Research News

Jonathan Smith, PhD, has received a four-year, nearly $2.5 million grant from the National Heart, Lung, and Blood Institute (part of the National Institutes of Health) to study the genetic underpinnings of coronary artery disease (CAD) due to atherosclerosis.

"Climbing obesity rates and other factors have helped to keep heart disease as the number one killer of men and women in the United States for many decades, with CAD due to atherosclerosis accounting for a significant number of related deaths," said Dr. Smith. "Understanding the mechanisms that give rise to CAD will be critical for developing more effective therapeutics and diagnostics to help patients."

Previous research has shown that immune cells called macrophages-which help to clear bacteria, debris and damaged cells-play an important role in the development of CAD. In addition to supporting local immune response, they contribute to plaque formation and promote thrombosis.

Macrophages and their role in disease will be an important focus of Dr. Smith's latest project. With this new award, Dr. Smith will study mouse genetics and genomics to identify genes that modulate atherosclerosis risk. The researchers will also aim to identify other genetic modifiers that contribute to or regulate the pro-CAD characteristics of macrophages, including cholesterol metabolism and the release of inflammation-related signaling molecules.

"While genome-wide association studies (GWAS)-which help detect genetic variants associated with a disease in humans-have evolved and become more common, preclinical studies are still important," explained Dr. Smith, staff in the Department of Cardiovascular & Metabolic Sciences. "Variants discovered by GWAS to be significantly associated with CAD actually only account for a small percentage of genetic risk in patients, suggesting much still remains unknown about heritable disease risk."
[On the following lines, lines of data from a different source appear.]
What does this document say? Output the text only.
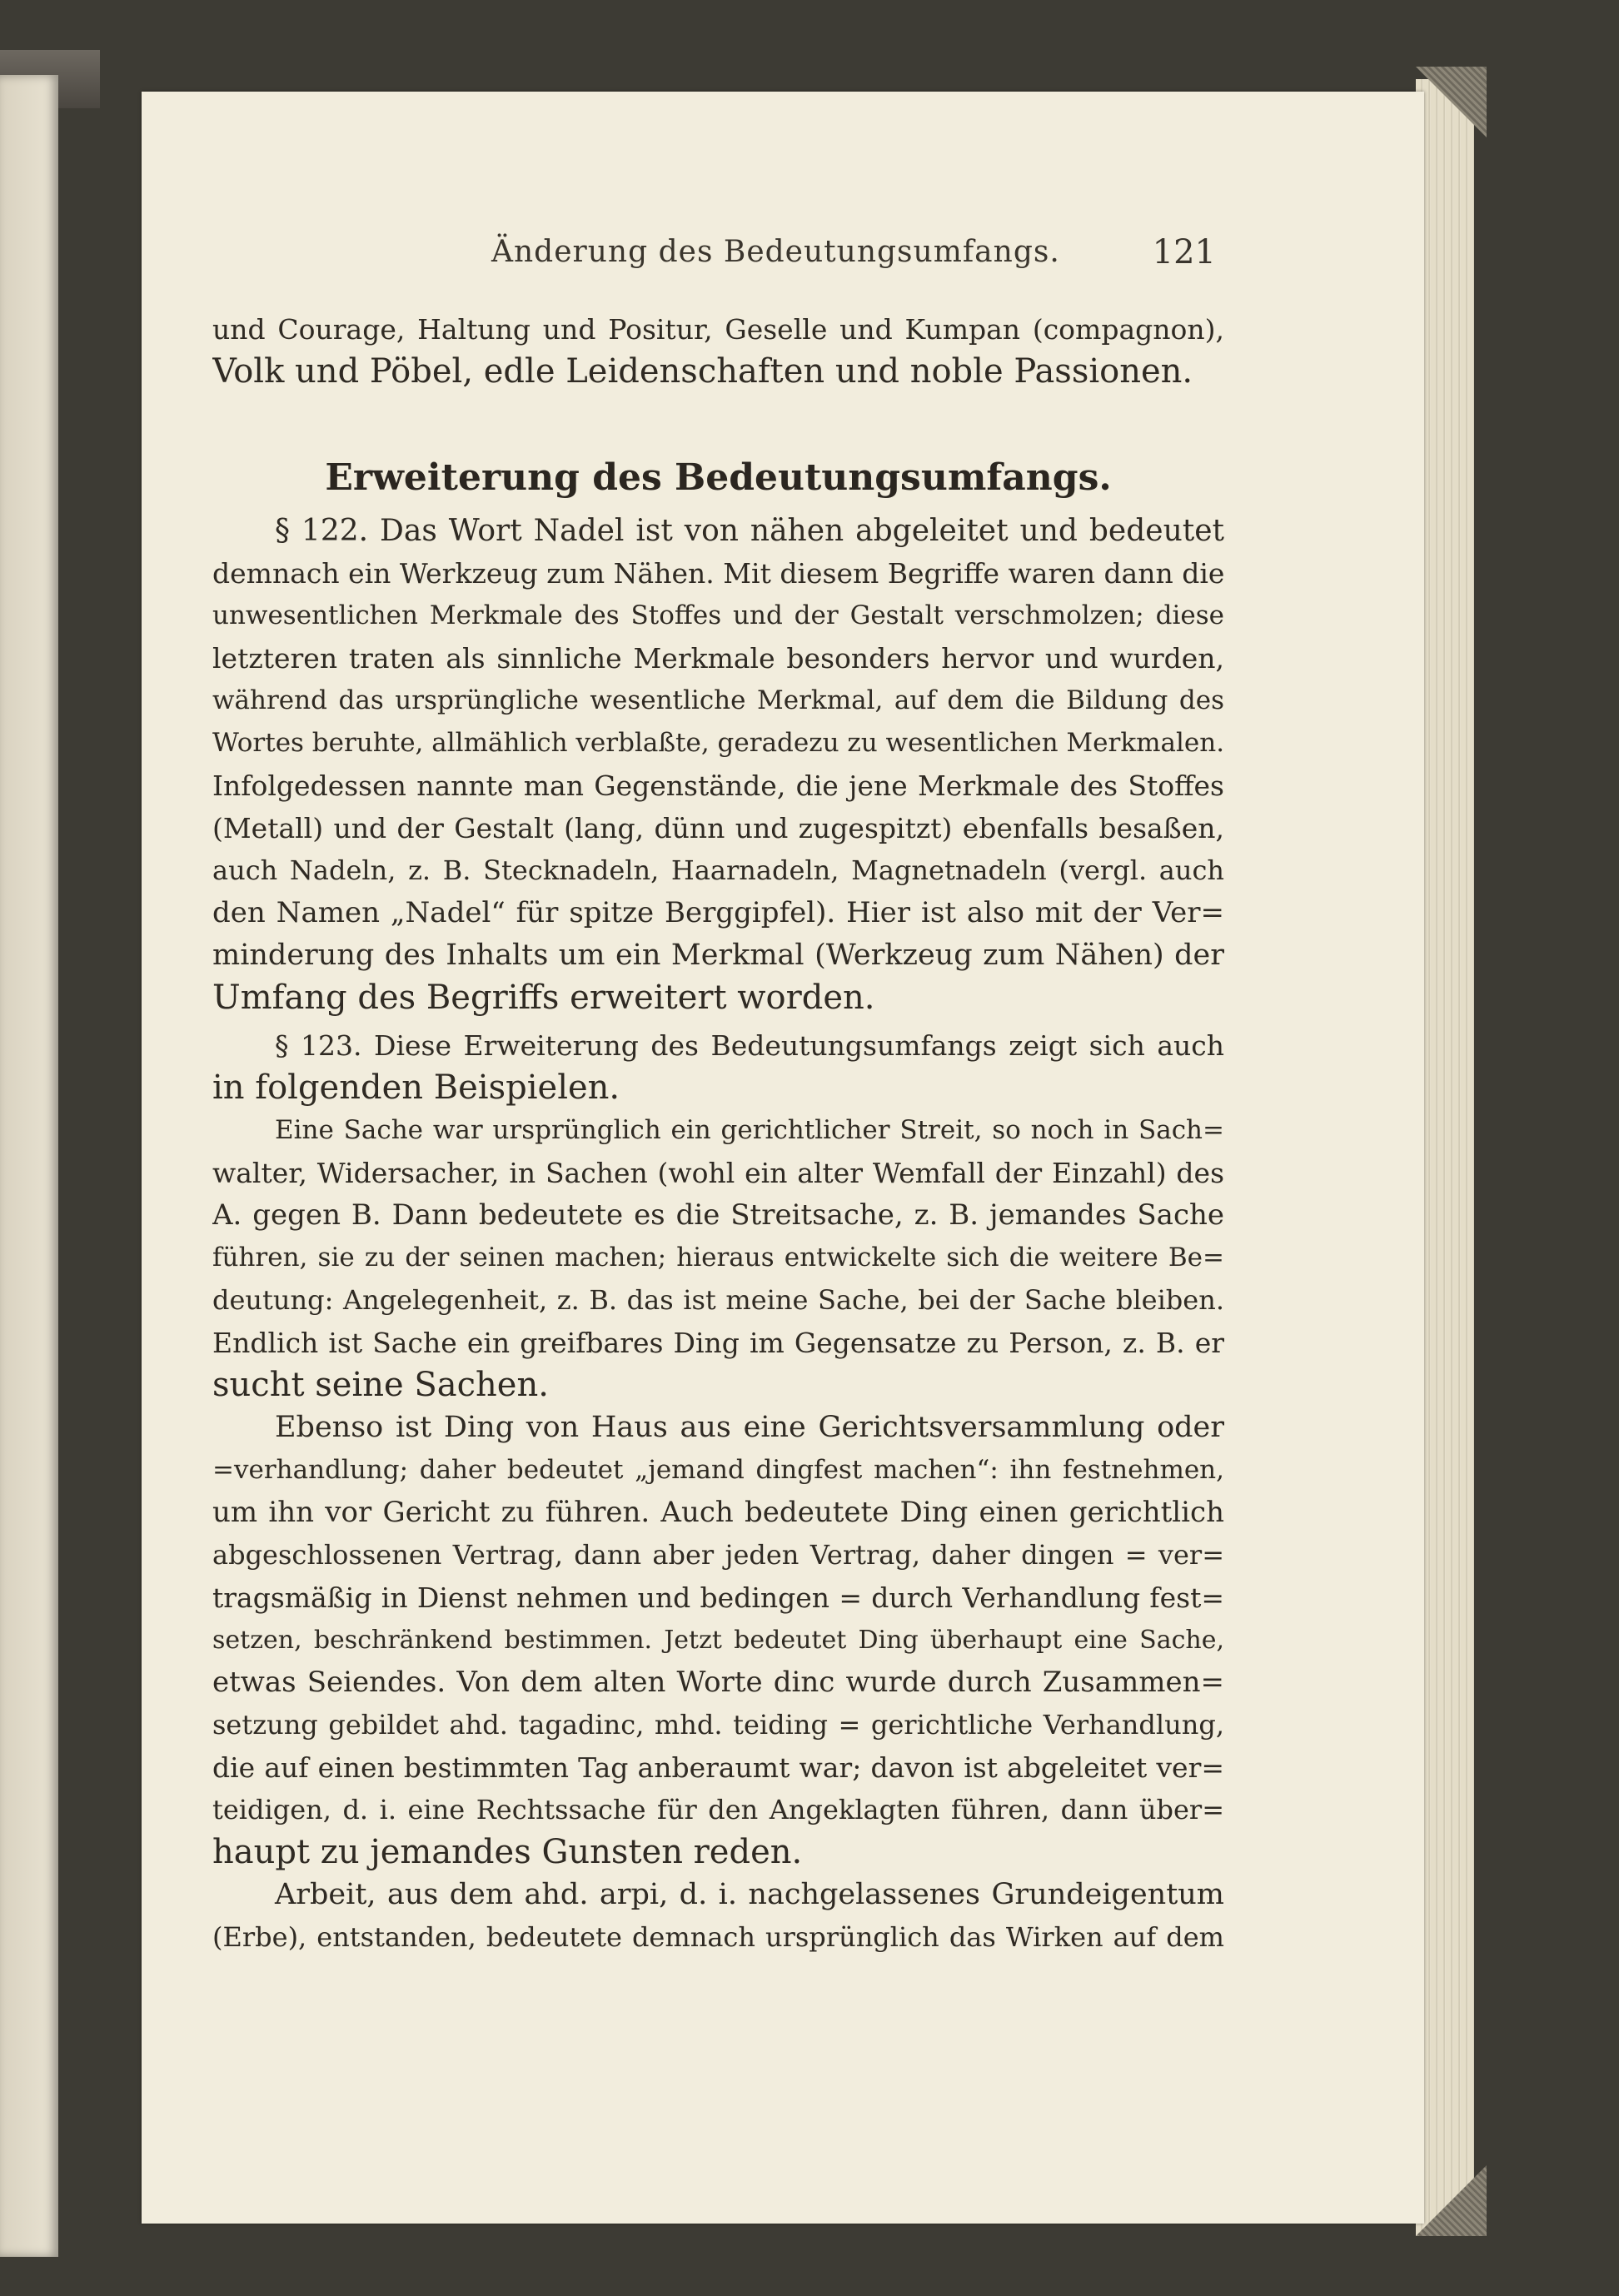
Änderung des Bedeutungsumfangs.	121
und Courage, Haltung und Positur, Geselle und Kumpan (compagnon),
Volk und Pöbel, edle Leidenschaften und noble Passionen.
Erweiterung des Bedeutungsumfangs.
§ 122. Das Wort Nadel ist von nähen abgeleitet und bedeutet
demnach ein Werkzeug zum Nähen. Mit diesem Begriffe waren dann die
unwesentlichen Merkmale des Stoffes und der Gestalt verschmolzen; diese
letzteren traten als sinnliche Merkmale besonders hervor und wurden,
während das ursprüngliche wesentliche Merkmal, auf dem die Bildung des
Wortes beruhte, allmählich verblaßte, geradezu zu wesentlichen Merkmalen.
Infolgedessen nannte man Gegenstände, die jene Merkmale des Stoffes
(Metall) und der Gestalt (lang, dünn und zugespitzt) ebenfalls besaßen,
auch Nadeln, z. B. Stecknadeln, Haarnadeln, Magnetnadeln (vergl. auch
den Namen „Nadel“ für spitze Berggipfel). Hier ist also mit der Ver=
minderung des Inhalts um ein Merkmal (Werkzeug zum Nähen) der
Umfang des Begriffs erweitert worden.
§ 123. Diese Erweiterung des Bedeutungsumfangs zeigt sich auch
in folgenden Beispielen.
Eine Sache war ursprünglich ein gerichtlicher Streit, so noch in Sach=
walter, Widersacher, in Sachen (wohl ein alter Wemfall der Einzahl) des
A. gegen B. Dann bedeutete es die Streitsache, z. B. jemandes Sache
führen, sie zu der seinen machen; hieraus entwickelte sich die weitere Be=
deutung: Angelegenheit, z. B. das ist meine Sache, bei der Sache bleiben.
Endlich ist Sache ein greifbares Ding im Gegensatze zu Person, z. B. er
sucht seine Sachen.
Ebenso ist Ding von Haus aus eine Gerichtsversammlung oder
=verhandlung; daher bedeutet „jemand dingfest machen“: ihn festnehmen,
um ihn vor Gericht zu führen. Auch bedeutete Ding einen gerichtlich
abgeschlossenen Vertrag, dann aber jeden Vertrag, daher dingen = ver=
tragsmäßig in Dienst nehmen und bedingen = durch Verhandlung fest=
setzen, beschränkend bestimmen. Jetzt bedeutet Ding überhaupt eine Sache,
etwas Seiendes. Von dem alten Worte dinc wurde durch Zusammen=
setzung gebildet ahd. tagadinc, mhd. teiding = gerichtliche Verhandlung,
die auf einen bestimmten Tag anberaumt war; davon ist abgeleitet ver=
teidigen, d. i. eine Rechtssache für den Angeklagten führen, dann über=
haupt zu jemandes Gunsten reden.
Arbeit, aus dem ahd. arpi, d. i. nachgelassenes Grundeigentum
(Erbe), entstanden, bedeutete demnach ursprünglich das Wirken auf dem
Dr. Smith and his team will use gene editing technology and mouse models to dig deeper into the genetic underpinnings of atherosclerosis susceptibility. For example, Dr. Smith's prior mouse genetic studies have identified several specific chromosomal regions (called loci) that play a role in the development of atherosclerosis. In this study, the researchers will look to define specific variants in these regions that alter atherosclerosis and gain insight into their mechanisms of action.

"Our ultimate hope is to identify previously undefined pathways and proteins that regulate atherosclerosis towards the development of new methods for risk assessment and therapies to help treat or prevent CAD."

Dr. Smith holds the Geoffrey Gund Endowed Chair for Cardiovascular Research. His lab is also dedicated to uncovering genetic risk for atrial fibrillation, another cardiovascular-related condition.